4 Diabetic Ketoacidosis
Diabetes is a chronic disease defined by hyperglycemia caused by insulin deficiency. (Chapter 71 provides a detailed discussion of diabetes mellitus.). This may be the result of a lack of insulin production, as in type 1 diabetes mellitus (T1DM) or the body’s ineffective use of the insulin it produces, as in type 2 diabetes mellitus. The most common form of diabetes in children is T1DM.
Etiology and Pathogenesis
DKA is a result of insulin deficiency. Insulin is a hormone that responds to an increase in serum glucose via receptor-mediated utilization. This includes stimulation of glucose uptake from the blood by peripheral tissues; glycogen synthesis in the liver; and inhibition of processes that increase serum glucose, such as gluconeogenesis and glycogenolysis (Figure 4-1). In the absence of insulin, blood glucose levels increase. There is inability to store glucose that is absorbed through the gut, and because of the absence of insulin’s suppression of these pathways, production of new glucose via gluconeogenesis continues. This process is perpetuated by increased production of hormones that increase blood glucose, including glucagon, cortisol, and catecholamines. As blood glucose increases, osmotic diuresis occurs, resulting in urinary losses of electrolytes. Because the body cannot use the glucose that has been supplied, it responds as if in the fasting state. Fat is then broken down into free fatty acids to be used as fuel. Free fatty acids are converted to ketoacids, including β-hydroxybutyrate and acetoacetate, leading to metabolic acidosis (Figure 4-2).
Clinical Presentation
Patients with DKA typically present with acute symptoms of nausea and vomiting. In patients presenting with T1DM for the first time, there may be a history of polyuria, polydipsia, enuresis, or weight loss. As ketosis progresses, patients may become obtunded and unable to provide a history. Therefore, a glucose measurement should be obtained quickly in any patient who presents with altered mental status. (Hypoglycemia may also be manifested as altered mental status.) Ketosis may also result in presence of a fruity breath, which can help direct the diagnosis. On physical examination, patients generally show signs related to the degree of dehydration from chronic hyperglycemia and osmotic diuresis. This may include tachycardia, presence of dry mucous membranes, and delayed capillary refill. DKA should be suspected in patients with signs of dehydration who maintain a high urine output. Abdominal examination often reveals diffuse tenderness. It is important to document a detailed neurologic examination at presentation because patients who present with normal mental status may have an acute change in status with therapy. DKA leads to physical examination findings affecting many systems (Table 4-1).

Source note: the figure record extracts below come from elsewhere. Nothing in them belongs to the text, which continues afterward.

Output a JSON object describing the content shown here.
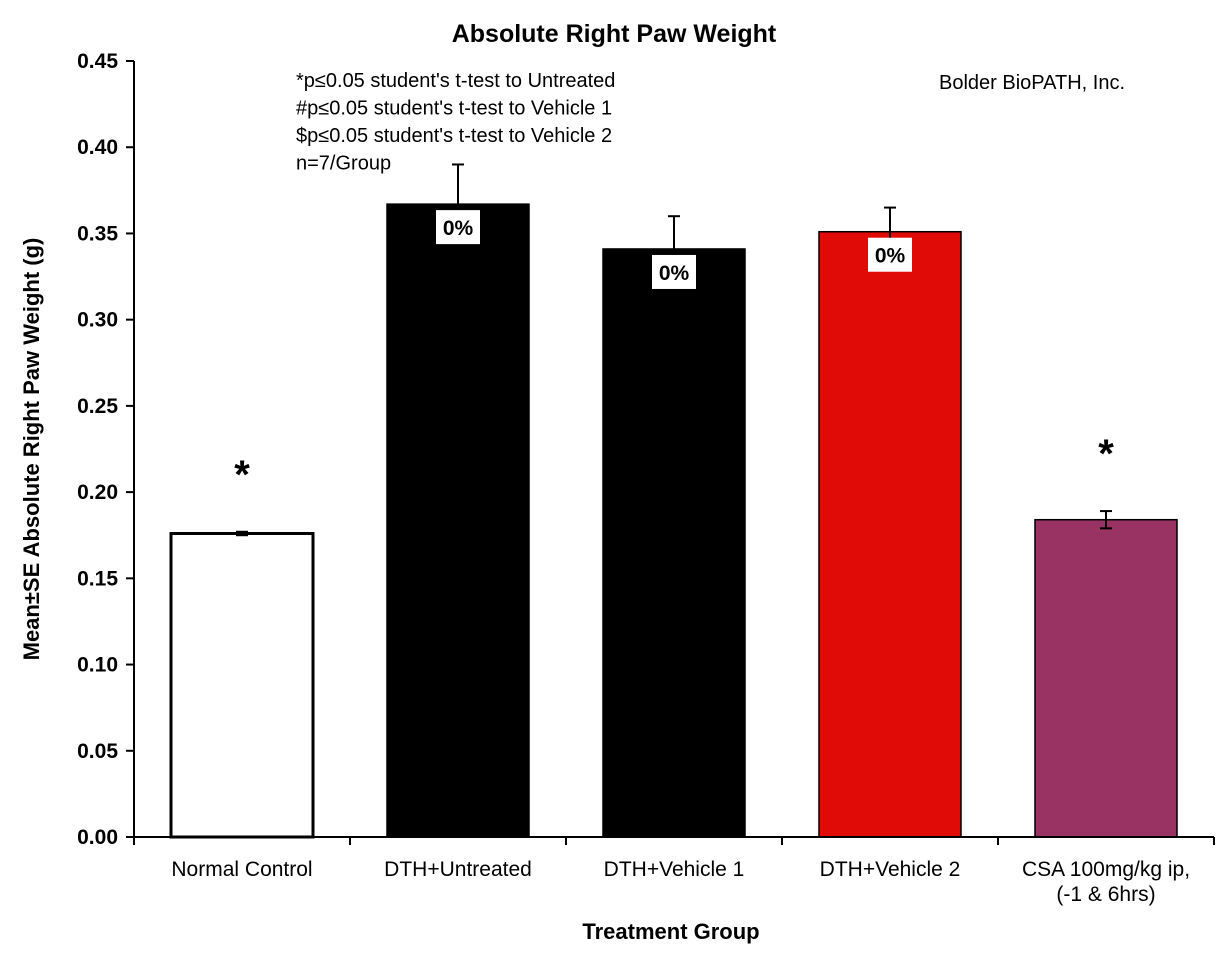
{
  "chart_data": {
    "type": "bar",
    "title": "Absolute Right Paw Weight",
    "xlabel": "Treatment Group",
    "ylabel": "Mean±SE Absolute Right Paw Weight (g)",
    "ylim": [
      0,
      0.45
    ],
    "yticks": [
      "0.00",
      "0.05",
      "0.10",
      "0.15",
      "0.20",
      "0.25",
      "0.30",
      "0.35",
      "0.40",
      "0.45"
    ],
    "categories": [
      [
        "Normal Control"
      ],
      [
        "DTH+Untreated"
      ],
      [
        "DTH+Vehicle 1"
      ],
      [
        "DTH+Vehicle 2"
      ],
      [
        "CSA 100mg/kg ip,",
        "(-1 & 6hrs)"
      ]
    ],
    "values": [
      0.176,
      0.367,
      0.341,
      0.351,
      0.184
    ],
    "errors": [
      0.001,
      0.023,
      0.019,
      0.014,
      0.005
    ],
    "colors": [
      "#ffffff",
      "#000000",
      "#000000",
      "#e00a06",
      "#983363"
    ],
    "bar_labels": [
      "",
      "0%",
      "0%",
      "0%",
      ""
    ],
    "significance": [
      "*",
      "",
      "",
      "",
      "*"
    ],
    "annotations": [
      "*p≤0.05 student's t-test to Untreated",
      "#p≤0.05 student's t-test to Vehicle 1",
      "$p≤0.05 student's t-test to Vehicle 2",
      "n=7/Group"
    ],
    "watermark": "Bolder BioPATH, Inc.",
    "grid": false,
    "legend": "none"
  }
}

Physical Examination Component | Findings | Interpretation |
---|---|---|
General | Can range from alert and interactive to obtunded based on the degree of dehydration and acidosis | Obtain a glucose measurement immediately on any patient presenting with altered mental status |
HEENT | Dry mucous membranes, blurred vision, presence of fruity odor to breath | Ketosis tends to result in fruity odor to breath |
Cardiovascular | Tachycardia | Indicative of dehydration |
Lungs | Kussmaul respirations | Deep, sighing breaths used as respiratory compensation for metabolic acidosis Lungs are clear to auscultation, indicating the absence of an underlying lung pathology |
Abdomen | Diffuse abdominal tenderness | Ileus may result from ketosis and can mislead the diagnosis toward an acute abdominal process |
Extremities | Delayed capillary refill, decreased skin turgor | Indicative of dehydration |
Intake and output | Increased | Indicative of thirst and increased fluid intake caused by osmotic diuresis |
HEENT, head, ears, eyes, nose, and throat.
Evaluation and Management
Dehydration
Management begins with an initial bolus of isotonic crystalloid fluid (hypotonic fluids should be avoided), usually 10 to 20 mL/kg of normal saline given over 1 hour. Initial fluid therapy is aimed at correcting the cardiovascular compensation for the degree of dehydration. Patients who present in shock may need more rapid fluid resuscitation. However, care must be taken not to administer too much fluid initially because of the risk of potentially fatal cerebral edema (see Complications). In general, the vital signs and clinical status should be reassessed between boluses of 10 mL/kg to avoid fluid overload. The goal is to gradually replace the fluid deficit over 36 to 48 hours.
Resolution
When pH and bicarbonate have normalized, ketones have decreased, and the patient feels well enough to begin to maintain hydration by mouth, treatment can be switched to a regimen of subcutaneous insulin. Because the half-life of IV insulin is several minutes, a subcutaneous insulin injection should be given before the insulin infusion is stopped. Management after DKA resolves is discussed in Chapter 71.
In patients with known T1DM, it is important to determine if DKA is the result of noncompliance with the demanding insulin regimen of several injections per day or with failure of insulin pump therapy (see Figure 71-2). Insulin pump therapy is designed to deliver subcutaneous insulin continuously with bolus dosing on demand. In these patients, it is important to emphasize compliance and education with current equipment.